Although network agencies are encouraged to collaborate, there are no formal governance structures to guide cross-sector collaboration. During normal operations, member agencies provide information as they deem necessary; during a crisis, agencies continue to control their own information, but they work through a regional joint information center (RJIC) to provide more coordinated announcements to the public.

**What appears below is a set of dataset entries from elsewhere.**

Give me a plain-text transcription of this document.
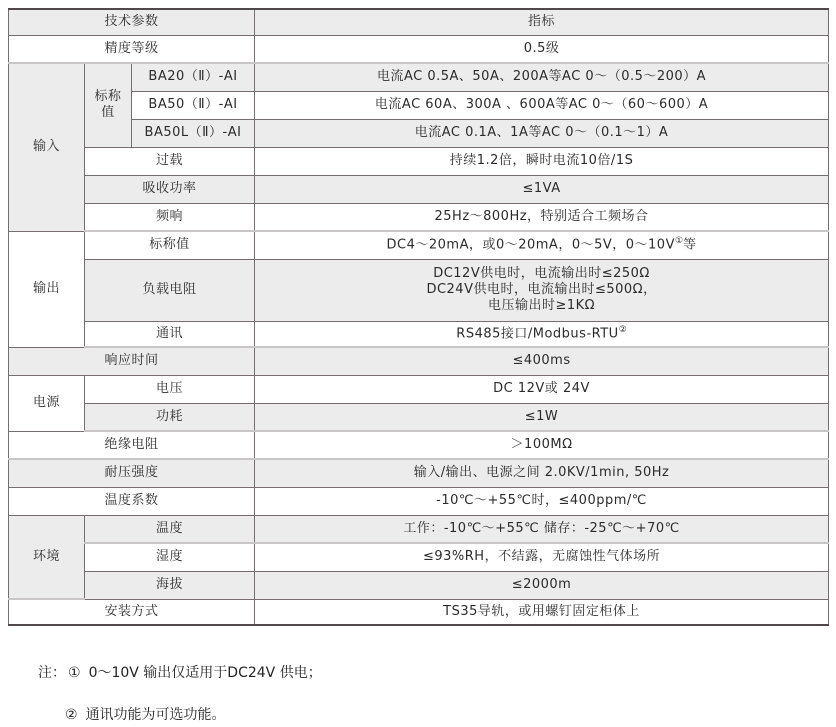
技术参数			指标
精度等级			0.5级
输入	标称值	BA20（Ⅱ）-AI	电流AC 0.5A、50A、200A等AC 0～（0.5～200）A
		BA50（Ⅱ）-AI	电流AC 60A、300A 、600A等AC 0～（60～600）A
		BA50L（Ⅱ）-AI	电流AC 0.1A、1A等AC 0～（0.1～1）A
	过载		持续1.2倍，瞬时电流10倍/1S
	吸收功率		≤1VA
	频响		25Hz～800Hz，特别适合工频场合
输出	标称值		DC4～20mA，或0～20mA，0～5V，0～10V①等
	负载电阻		DC12V供电时，电流输出时≤250Ω
DC24V供电时，电流输出时≤500Ω，
电压输出时≥1KΩ

	通讯		RS485接口/Modbus-RTU②
响应时间			≤400ms
电源	电压		DC 12V或 24V
	功耗		≤1W
绝缘电阻			＞100MΩ
耐压强度			输入/输出、电源之间 2.0KV/1min, 50Hz
温度系数			-10℃～+55℃时，≤400ppm/℃
环境	温度		工作：-10℃～+55℃ 储存：-25℃～+70℃
	湿度		≤93%RH，不结露，无腐蚀性气体场所
	海拔		≤2000m
安装方式			TS35导轨，或用螺钉固定柜体上
注： ① 0～10V 输出仅适用于DC24V 供电；
② 通讯功能为可选功能。
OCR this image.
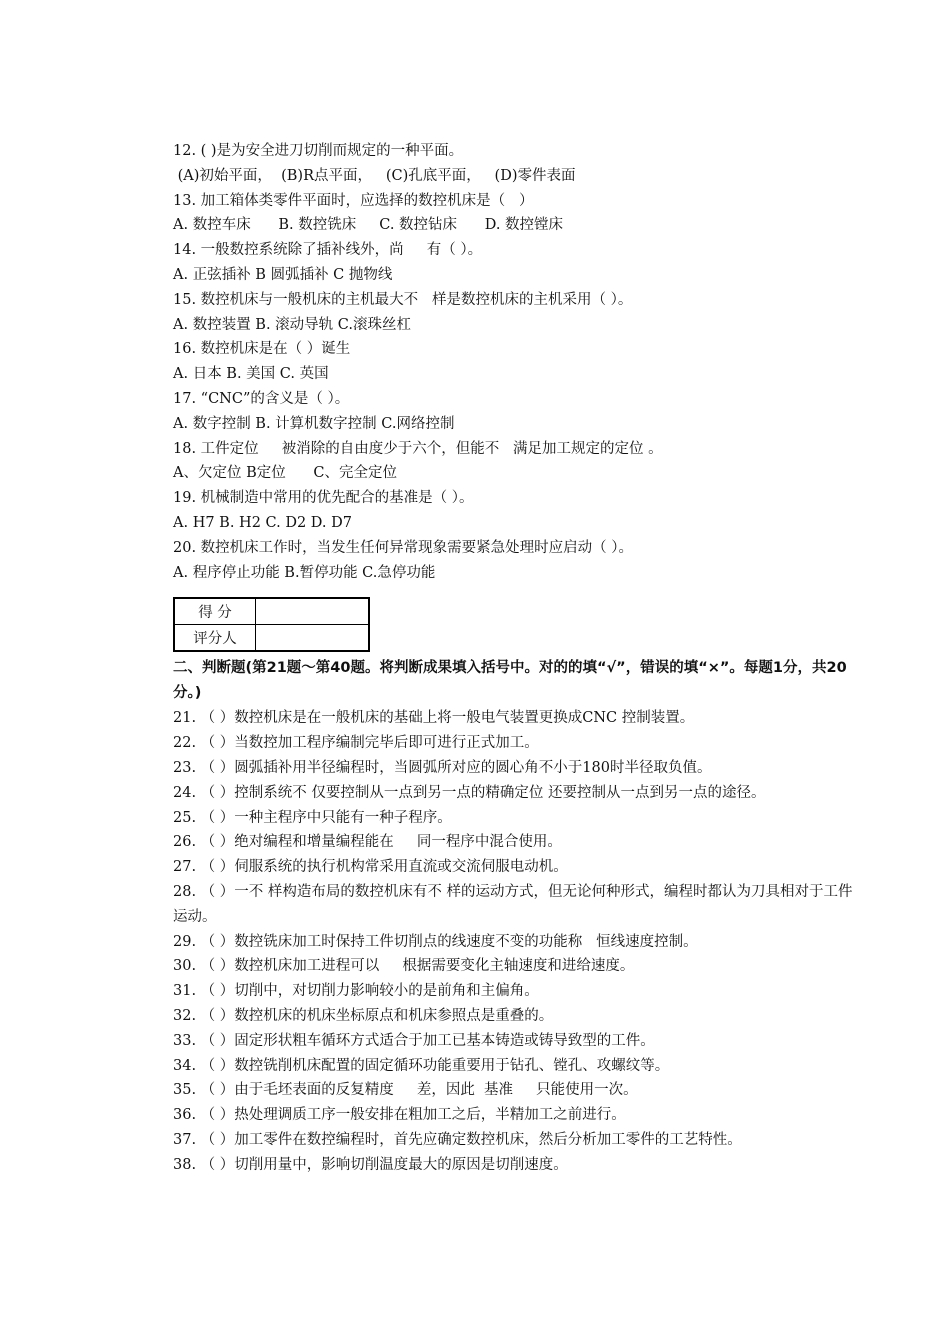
12. ( )是为安全进刀切削而规定的一种平面。
(A)初始平面，  (B)R点平面，   (C)孔底平面，   (D)零件表面
13. 加工箱体类零件平面时，应选择的数控机床是（   ）
A. 数控车床      B. 数控铣床     C. 数控钻床      D. 数控镗床
14. 一般数控系统除了插补线外，尚     有（ ）。
A. 正弦插补 B 圆弧插补 C 抛物线
15. 数控机床与一般机床的主机最大不   样是数控机床的主机采用（ ）。
A. 数控装置 B. 滚动导轨 C.滚珠丝杠
16. 数控机床是在（ ）诞生
A. 日本 B. 美国 C. 英国
17. “CNC”的含义是（ ）。
A. 数字控制 B. 计算机数字控制 C.网络控制
18. 工件定位     被消除的自由度少于六个，但能不   满足加工规定的定位 。
A、欠定位 B定位      C、完全定位
19. 机械制造中常用的优先配合的基准是（ ）。
A. H7 B. H2 C. D2 D. D7
20. 数控机床工作时，当发生任何异常现象需要紧急处理时应启动（ ）。
A. 程序停止功能 B.暂停功能 C.急停功能
得 分	
评分人	
二、判断题(第21题～第40题。将判断成果填入括号中。对的的填“√”，错误的填“×”。每题1分，共20分。)
21. （ ）数控机床是在一般机床的基础上将一般电气装置更换成CNC 控制装置。
22. （ ）当数控加工程序编制完毕后即可进行正式加工。
23. （ ）圆弧插补用半径编程时，当圆弧所对应的圆心角不小于180时半径取负值。
24. （ ）控制系统不 仅要控制从一点到另一点的精确定位 还要控制从一点到另一点的途径。
25. （ ）一种主程序中只能有一种子程序。
26. （ ）绝对编程和增量编程能在     同一程序中混合使用。
27. （ ）伺服系统的执行机构常采用直流或交流伺服电动机。
28. （ ）一不 样构造布局的数控机床有不 样的运动方式，但无论何种形式，编程时都认为刀具相对于工件运动。
29. （ ）数控铣床加工时保持工件切削点的线速度不变的功能称   恒线速度控制。
30. （ ）数控机床加工进程可以     根据需要变化主轴速度和进给速度。
31. （ ）切削中，对切削力影响较小的是前角和主偏角。
32. （ ）数控机床的机床坐标原点和机床参照点是重叠的。
33. （ ）固定形状粗车循环方式适合于加工已基本铸造或铸导致型的工件。
34. （ ）数控铣削机床配置的固定循环功能重要用于钻孔、镗孔、攻螺纹等。
35. （ ）由于毛坯表面的反复精度     差，因此  基准     只能使用一次。
36. （ ）热处理调质工序一般安排在粗加工之后，半精加工之前进行。
37. （ ）加工零件在数控编程时，首先应确定数控机床，然后分析加工零件的工艺特性。
38. （ ）切削用量中，影响切削温度最大的原因是切削速度。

RPIN is mainly a one-way communication resource for the public. Although anyone can access the RPIN announcements through the Web site, citizens can also create free membership profiles. With a subscription to RPIN, they will receive emails with relevant safety alerts, which they can then tailor to their specific needs or interests. Announcements can be filtered by county (King, Pierce, or Snohomish County) and by the alert category (Emergency Alerts, or widespread emergencies; Transportation Alerts, including road closures and transit service disruptions; and Other News, which covers all other bulletins and disruptions).
Pacific Northwest Economic Region (PNWER)

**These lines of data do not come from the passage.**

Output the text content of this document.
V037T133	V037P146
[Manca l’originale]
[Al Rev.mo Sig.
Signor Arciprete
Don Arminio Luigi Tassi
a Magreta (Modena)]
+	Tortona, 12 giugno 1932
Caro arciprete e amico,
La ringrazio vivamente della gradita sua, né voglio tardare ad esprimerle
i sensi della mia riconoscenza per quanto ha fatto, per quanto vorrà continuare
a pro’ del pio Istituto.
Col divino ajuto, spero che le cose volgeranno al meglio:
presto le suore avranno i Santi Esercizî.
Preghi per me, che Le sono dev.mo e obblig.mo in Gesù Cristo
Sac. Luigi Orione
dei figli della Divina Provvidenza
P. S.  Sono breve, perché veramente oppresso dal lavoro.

PNWER is a public-private partnership committed to promoting economic growth in the Northwest while sustaining the region’s natural resources and environment. Established in 1991 through coordinated legislation in the member states and provinces, PNWER has representatives from Alaska, Idaho, Montana, Oregon, Washington, British Columbia, Alberta, and the Yukon Territory.

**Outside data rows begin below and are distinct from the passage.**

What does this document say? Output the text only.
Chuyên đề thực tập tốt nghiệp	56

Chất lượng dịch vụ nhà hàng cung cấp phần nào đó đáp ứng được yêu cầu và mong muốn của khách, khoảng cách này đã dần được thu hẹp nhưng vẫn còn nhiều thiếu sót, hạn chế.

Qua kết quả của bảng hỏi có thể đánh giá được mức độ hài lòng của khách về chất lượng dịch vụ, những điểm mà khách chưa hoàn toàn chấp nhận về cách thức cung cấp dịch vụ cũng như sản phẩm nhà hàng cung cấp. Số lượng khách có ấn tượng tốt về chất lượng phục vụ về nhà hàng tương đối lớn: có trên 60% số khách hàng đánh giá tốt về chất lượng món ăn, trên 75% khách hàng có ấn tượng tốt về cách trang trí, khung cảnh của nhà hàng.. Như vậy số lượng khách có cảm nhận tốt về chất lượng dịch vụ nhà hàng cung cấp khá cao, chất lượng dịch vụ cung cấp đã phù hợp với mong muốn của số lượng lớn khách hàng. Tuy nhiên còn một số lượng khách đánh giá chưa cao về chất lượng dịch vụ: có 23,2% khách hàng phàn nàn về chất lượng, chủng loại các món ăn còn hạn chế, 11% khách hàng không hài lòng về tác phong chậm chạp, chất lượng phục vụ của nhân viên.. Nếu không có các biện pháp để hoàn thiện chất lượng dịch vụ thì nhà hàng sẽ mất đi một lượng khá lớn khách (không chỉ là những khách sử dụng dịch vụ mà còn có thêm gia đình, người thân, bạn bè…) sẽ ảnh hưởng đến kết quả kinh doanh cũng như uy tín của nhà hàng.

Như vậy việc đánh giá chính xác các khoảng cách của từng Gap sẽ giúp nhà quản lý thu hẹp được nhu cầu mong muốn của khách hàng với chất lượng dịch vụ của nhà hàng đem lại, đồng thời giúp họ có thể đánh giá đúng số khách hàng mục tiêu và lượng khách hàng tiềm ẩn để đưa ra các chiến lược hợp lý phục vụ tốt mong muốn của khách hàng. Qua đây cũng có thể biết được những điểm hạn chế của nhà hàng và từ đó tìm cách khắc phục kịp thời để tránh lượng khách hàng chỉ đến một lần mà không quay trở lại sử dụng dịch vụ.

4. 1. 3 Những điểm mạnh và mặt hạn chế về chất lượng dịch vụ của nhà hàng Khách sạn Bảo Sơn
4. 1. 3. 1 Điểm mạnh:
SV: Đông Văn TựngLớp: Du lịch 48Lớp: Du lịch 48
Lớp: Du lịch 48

PNWER relies upon a well-established governance structure to manage the elected representatives and private sector partners who form its membership; the organizational chart below outlines the main councils and committees. The Delegate Council is the founding body of PNWER, and therefore takes on the role of aligning the organizations’ current activities with its original mission and goals.
Figure 1. PNWER Organizational Chart 4
In order to reach its goal of sustainable economic development, PNWER has nine working groups to focus on specific areas of interest: Agriculture, Environmental Technology, Forest Products, Government Procurement, Recycling, Telecommunications, Tourism, Trade & Finance, and Transportation. Each of the working groups regularly reports their activities to the Executive Committee. PNWER’s Annual Summit provides a forum for all of the Working Groups to hold their meetings and enables face-to-face information sharing and collaboration among the various PNWER members.
New Jersey Regional Operations Intelligence Center (ROIC)
With a new facility at the State Police headquarters, New Jersey’s Regional Operations Intelligence Center (ROIC) is already improving law enforcement in the state. Described as a “fusion center,” the ROIC provides a single reporting site for three information sets: law enforcement intelligence, public safety, and private sector reporting. The Center also has three main goals as it moves forward: inclusiveness, regionalization, and transparency.
The ROIC is still in its early stages of development as a regional center for law enforcement data. However, it has already developed strong partnerships with a variety of public safety agencies. Run by the New Jersey Department of Homeland Security and Preparedness, the Center also houses the Office of Emergency Management and the state Emergency Operations Center (EOC). The ROIC also receives regular input from the FBI, the US Department of Homeland Security, FEMA, the NYPD, bordering State Police, a range of New Jersey state agencies, local county and municipal governments, and many non-government partners.